U.S. health officials and lawmakers have been bracing for the eventuality that a patient would arrive on U.S. shores undetected, testing the preparedness of the nation's healthcare system. On Tuesday, Frieden and other health authorities said they were taking every step possible to ensure the virus did not spread widely.
"It is certainly possible someone who had contact with this individual could develop Ebola in the coming weeks," Frieden told a news conference. "I have no doubt we will stop this in its tracks in the United States."
Frieden said a handful of people, mostly family members, may have been exposed to the patient after he fell ill and that health authorities were tracking down anyone who might have had contact with the man.
He said there was likely no threat to any airline passengers because the patient had no symptoms during his flight. Asked whether the patient was a U.S. citizen, Frieden described the person as a visitor to family in the country.
At least 3,091 people have died from Ebola in the worst outbreak on record that has been ravaging Liberia, Sierra Leone and Guinea in West Africa. More than 6,500 cases have been diagnosed, and the CDC has warned that the number of infections could rise to as many as 1.4 million people by early next year without a massive global intervention to contain the virus.
U.S. hospitals have treated, and released, three aid workers who were infected in Africa and flown back to the United States under strict medical supervision in a specially outfitted airplane.
A fourth person is being treated at Emory University Hospital in Atlanta, Georgia and a fifth person who may have been exposed to the virus is under observation at the National Institutes of Health in Bethesda, Maryland.
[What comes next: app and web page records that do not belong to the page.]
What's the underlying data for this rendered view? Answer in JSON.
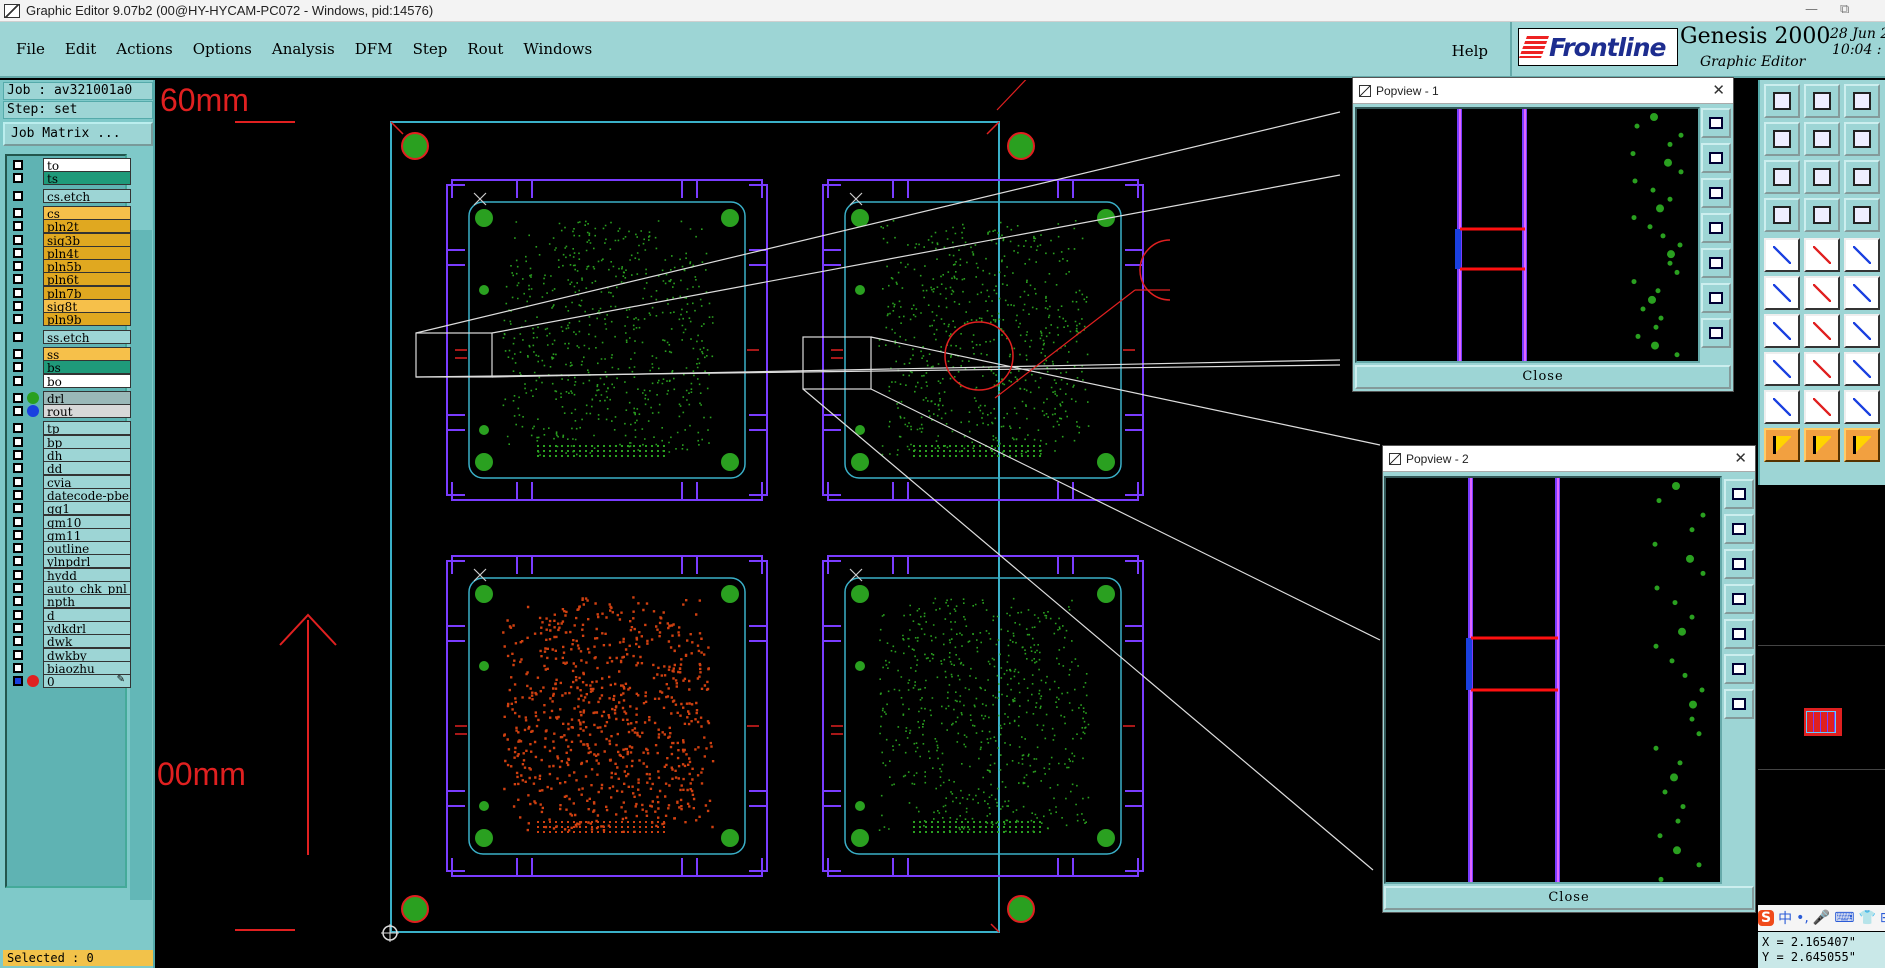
{
  "window": {
    "title": "Graphic Editor 9.07b2 (00@HY-HYCAM-PC072 - Windows, pid:14576)",
    "minimize": "—",
    "restore": "⧉"
  },
  "menu": {
    "items": [
      "File",
      "Edit",
      "Actions",
      "Options",
      "Analysis",
      "DFM",
      "Step",
      "Rout",
      "Windows"
    ],
    "help": "Help"
  },
  "brand": {
    "logo": "Frontline",
    "product": "Genesis 2000",
    "subtitle": "Graphic Editor",
    "date": "28 Jun 2",
    "time": "10:04 :"
  },
  "job": {
    "job_label": "Job : av321001a0",
    "step_label": "Step: set",
    "matrix_button": "Job Matrix ..."
  },
  "layers": [
    {
      "name": "to",
      "color": "#ffffff",
      "mark": ""
    },
    {
      "name": "ts",
      "color": "#1f9a7a",
      "mark": ""
    },
    {
      "name": "cs.etch",
      "color": "#9dd5d5",
      "mark": "",
      "gap": true
    },
    {
      "name": "cs",
      "color": "#f6c04a",
      "mark": "",
      "gap": true
    },
    {
      "name": "pln2t",
      "color": "#e0a820",
      "mark": ""
    },
    {
      "name": "sig3b",
      "color": "#e0a820",
      "mark": ""
    },
    {
      "name": "pln4t",
      "color": "#e0a820",
      "mark": ""
    },
    {
      "name": "pln5b",
      "color": "#e0a820",
      "mark": ""
    },
    {
      "name": "pln6t",
      "color": "#e0a820",
      "mark": ""
    },
    {
      "name": "pln7b",
      "color": "#e0a820",
      "mark": ""
    },
    {
      "name": "sig8t",
      "color": "#f6c04a",
      "mark": ""
    },
    {
      "name": "pln9b",
      "color": "#e0a820",
      "mark": ""
    },
    {
      "name": "ss.etch",
      "color": "#9dd5d5",
      "mark": "",
      "gap": true
    },
    {
      "name": "ss",
      "color": "#f6c04a",
      "mark": "",
      "gap": true
    },
    {
      "name": "bs",
      "color": "#1f9a7a",
      "mark": ""
    },
    {
      "name": "bo",
      "color": "#ffffff",
      "mark": ""
    },
    {
      "name": "drl",
      "color": "#9ab8b8",
      "mark": "#2aa020",
      "gap": true
    },
    {
      "name": "rout",
      "color": "#d8d8d8",
      "mark": "#1a40e0"
    },
    {
      "name": "tp",
      "color": "#9dd5d5",
      "mark": "",
      "gap": true
    },
    {
      "name": "bp",
      "color": "#9dd5d5",
      "mark": ""
    },
    {
      "name": "dh",
      "color": "#9dd5d5",
      "mark": ""
    },
    {
      "name": "dd",
      "color": "#9dd5d5",
      "mark": ""
    },
    {
      "name": "cvia",
      "color": "#9dd5d5",
      "mark": ""
    },
    {
      "name": "datecode-pbe",
      "color": "#9dd5d5",
      "mark": ""
    },
    {
      "name": "gg1",
      "color": "#9dd5d5",
      "mark": ""
    },
    {
      "name": "gm10",
      "color": "#9dd5d5",
      "mark": ""
    },
    {
      "name": "gm11",
      "color": "#9dd5d5",
      "mark": ""
    },
    {
      "name": "outline",
      "color": "#9dd5d5",
      "mark": ""
    },
    {
      "name": "ylnpdrl",
      "color": "#9dd5d5",
      "mark": ""
    },
    {
      "name": "hydd",
      "color": "#9dd5d5",
      "mark": ""
    },
    {
      "name": "auto_chk_pnl",
      "color": "#9dd5d5",
      "mark": ""
    },
    {
      "name": "npth",
      "color": "#9dd5d5",
      "mark": ""
    },
    {
      "name": "d",
      "color": "#9dd5d5",
      "mark": ""
    },
    {
      "name": "ydkdrl",
      "color": "#9dd5d5",
      "mark": ""
    },
    {
      "name": "dwk",
      "color": "#9dd5d5",
      "mark": ""
    },
    {
      "name": "dwkby",
      "color": "#9dd5d5",
      "mark": ""
    },
    {
      "name": "biaozhu",
      "color": "#9dd5d5",
      "mark": ""
    },
    {
      "name": "0",
      "color": "#9dd5d5",
      "mark": "#e02020",
      "extra": "✎"
    }
  ],
  "status": {
    "selected": "Selected : 0",
    "x": "X = 2.165407\"",
    "y": "Y = 2.645055\""
  },
  "canvas": {
    "label_top": "60mm",
    "label_bottom": "00mm"
  },
  "popview1": {
    "title": "Popview - 1",
    "close": "Close"
  },
  "popview2": {
    "title": "Popview - 2",
    "close": "Close"
  },
  "ime": [
    "S",
    "中",
    "•,",
    "🎤",
    "⌨",
    "👕",
    "⊞"
  ],
  "colors": {
    "menu_bg": "#9dd5d5",
    "profile": "#3ab0c8",
    "panel_outline": "#7a3cff",
    "pad_green": "#2aa020",
    "route_red": "#e02020",
    "top_component": "#d04010"
  }
}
President Barack Obama discussed the Dallas case with Frieden on Tuesday, the White House said.
GLOBAL SECURITY ISSUE
The Ebola outbreak has overwhelmed health systems in Africa, one of the world's poorest regions, prompting the U.S. government and other nations to send funds, supplies and personnel to stop its spread.
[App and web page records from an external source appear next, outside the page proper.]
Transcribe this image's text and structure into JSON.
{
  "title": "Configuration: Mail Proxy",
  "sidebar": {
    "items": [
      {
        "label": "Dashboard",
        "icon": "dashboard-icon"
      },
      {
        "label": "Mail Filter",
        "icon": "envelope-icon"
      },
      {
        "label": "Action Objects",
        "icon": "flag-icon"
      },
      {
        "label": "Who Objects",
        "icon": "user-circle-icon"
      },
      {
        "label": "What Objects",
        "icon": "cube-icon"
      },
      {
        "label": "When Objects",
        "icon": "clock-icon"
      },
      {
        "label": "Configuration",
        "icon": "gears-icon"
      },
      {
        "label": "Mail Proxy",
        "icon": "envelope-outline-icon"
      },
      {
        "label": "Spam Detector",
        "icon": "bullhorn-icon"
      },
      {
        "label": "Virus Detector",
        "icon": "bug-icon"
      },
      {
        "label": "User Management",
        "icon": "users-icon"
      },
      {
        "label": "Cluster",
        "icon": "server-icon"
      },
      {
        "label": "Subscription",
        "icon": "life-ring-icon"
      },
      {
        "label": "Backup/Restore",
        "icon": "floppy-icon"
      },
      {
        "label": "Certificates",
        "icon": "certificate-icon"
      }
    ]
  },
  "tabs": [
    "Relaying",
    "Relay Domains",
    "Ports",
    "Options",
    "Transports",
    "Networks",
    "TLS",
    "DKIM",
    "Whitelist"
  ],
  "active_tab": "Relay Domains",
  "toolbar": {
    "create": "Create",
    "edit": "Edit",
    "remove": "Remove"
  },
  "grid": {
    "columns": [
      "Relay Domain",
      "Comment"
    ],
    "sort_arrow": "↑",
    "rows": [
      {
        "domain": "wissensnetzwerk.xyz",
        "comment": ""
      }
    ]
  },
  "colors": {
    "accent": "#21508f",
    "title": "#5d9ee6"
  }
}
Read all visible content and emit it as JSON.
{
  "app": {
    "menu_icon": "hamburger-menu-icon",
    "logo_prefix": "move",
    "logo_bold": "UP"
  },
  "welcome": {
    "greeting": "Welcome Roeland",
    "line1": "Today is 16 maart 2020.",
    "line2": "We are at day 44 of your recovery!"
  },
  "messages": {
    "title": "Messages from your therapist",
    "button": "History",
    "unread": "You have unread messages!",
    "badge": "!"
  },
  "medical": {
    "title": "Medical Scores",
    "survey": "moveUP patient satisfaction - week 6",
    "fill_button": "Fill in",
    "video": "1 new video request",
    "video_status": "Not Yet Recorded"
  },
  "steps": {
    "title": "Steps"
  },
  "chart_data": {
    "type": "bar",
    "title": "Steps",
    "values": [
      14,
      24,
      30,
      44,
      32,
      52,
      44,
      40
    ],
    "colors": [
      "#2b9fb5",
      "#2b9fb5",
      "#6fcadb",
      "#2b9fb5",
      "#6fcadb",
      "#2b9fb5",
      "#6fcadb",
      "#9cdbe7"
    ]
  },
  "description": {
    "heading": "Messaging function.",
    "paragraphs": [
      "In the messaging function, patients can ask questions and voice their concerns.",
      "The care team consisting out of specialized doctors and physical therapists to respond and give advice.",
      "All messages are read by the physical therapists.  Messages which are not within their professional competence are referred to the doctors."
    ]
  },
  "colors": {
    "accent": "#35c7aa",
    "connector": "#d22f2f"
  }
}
The Dallas case "underscores that Ebola is a global and national security issue and that we need to double-down on our efforts to help West Africa get this outbreak under control,” Gerald Parker, vice president for Public Health Preparedness and Response at Texas A&M Health Science Center, said in an interview.
Frieden has said U.S. hospitals are well prepared to handle Ebola patients and has assured the public that the virus should not pose the same threat in the United States as it does in Africa.
“Americans need to remain calm and listen to the precautionary measures being suggested by the CDC," said Senator Chris Coons, a Democrat from Delaware who chairs the Senate Foreign Relations Subcommittee on African Affairs.
"It was only a matter of time before an Ebola case would emerge here in the United States, but as we’re seeing in Dallas today, our public health system has the resources, capabilities, and knowledge to address and contain this virus quickly and safely."
Ebola symptoms generally appear between two and 21 days after infection, meaning there is a significant window during which an infected person can escape detection, allowing them to travel. Symptoms include fever, vomiting and diarrhea.
This outbreak has killed about 50 percent of its victims. In past outbreaks, fatality rates have been as high as 90 percent.
Frieden emphasized that Ebola cannot be spread through the air but only through contact with bodily fluids such as blood, diarrhea and tears.
He said that CDC and other health officials were discussing whether to treat the Ebola patient with an experimental drug.
Stocks in Tekmira Pharmaceuticals Corp and other small biotechnology companies working on Ebola therapies or vaccines rose on the news of the U.S. Ebola patient in after-hours trading.